L'image dans le tapis
de Henry James

critiqué par Kinbote, le 8 novembre 2003
(Jumet - 65 ans)


La note:  étoiles
Le dur métier de critique(ur)
Un jeune critique est amené à écrire un article sur le dernier livre de Hugh Vereker, écrivain renommé. Quelques jours après la parution cet article, il rencontre l’écrivain qui trouve le papier anodin, conforme à la moyenne de ceux qu'on écrit d’habitude sur ses livres.
« Personne ne voit jamais rien ! « se plaint-il auprès du jeune homme. « Toujours les mêmes balivernes ! »
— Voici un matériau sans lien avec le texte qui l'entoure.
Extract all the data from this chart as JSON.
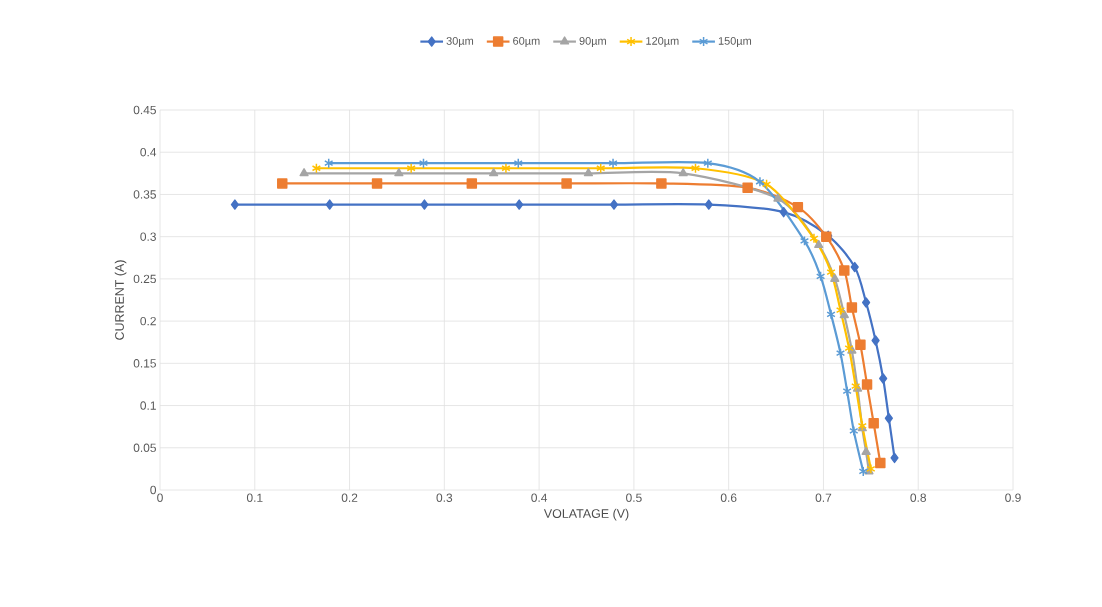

Il regrette que pas un critique n’ait percé le secret de son oeuvre, l'intention générale, "la raison particulière qui est à l'origine de chacun de ses livres, quelque chose qui appartient au plan d'ensemble primitif comme l'image compliquée d’un tapis persan ». Dès lors notre jeune critique, le narrateur de ce récit, relit tous les livres de Vereker mais il ne trouve rien. Au contraire, les livres de Vereker finissent par l'agacer. Il se confie de cet épisode auprès de George Corvick, l'ami et critique réputé du journal qui les emploie tous deux. Corvick en parle à sa fiancée qui a écrit un premier roman et tous deux se mettent en quête du secret. Des Indes où il est parti en reportage, Corvick annonce qu’il a trouvé mais il reviendra se marier et mourra dans un accident de cheval avant d'avoir révélé quoi que ce soit à son ami. Celui-ci est dès lors persuadé que l'épouse de Corvick dont il est tombé amoureux a été mise dans la confidence. Elle épousera bientôt un autre critique de talent et mourra à son tour sans avoir rien divulgué (comme le narrateur s'en assurera) de la supposée révélation du secret de Vereker par son premier mari. Comme le signale Fabrice Hugot, le traducteur de ce texte dans une autre édition (Critérion), pas moins de cinq décès (dont celui de Hugh Vereker) surviennent dans ce roman pourtant censé percer une énigme littéraire et qui s'apparente à un roman policier très british avec succession de cadavres et passage d'un témoin empoisonné.
Lorsqu’il s'entretient avec le narrateur, l'écrivain déclare que le fait d’être marié pourrait aider Corvick dans son travail d'enquête.
Fabrice Hugot laisse entendre que l'énigme de l'oeuvre serait à chercher du côté de la vie, et sans doute de l'amour (ce qui exalte la vie). De son exaltation donc plutôt que de son examen compulsif car à vouloir confiner l'existence dans le bocal de la connaissance, on ne ferait que la perdre. Mais ce n'est bien sûr qu'une piste proposée car Henry James a construit son récit de façon telle qu’il suscite des conjectures infinies. Comme un pied de nez éternel à la critique.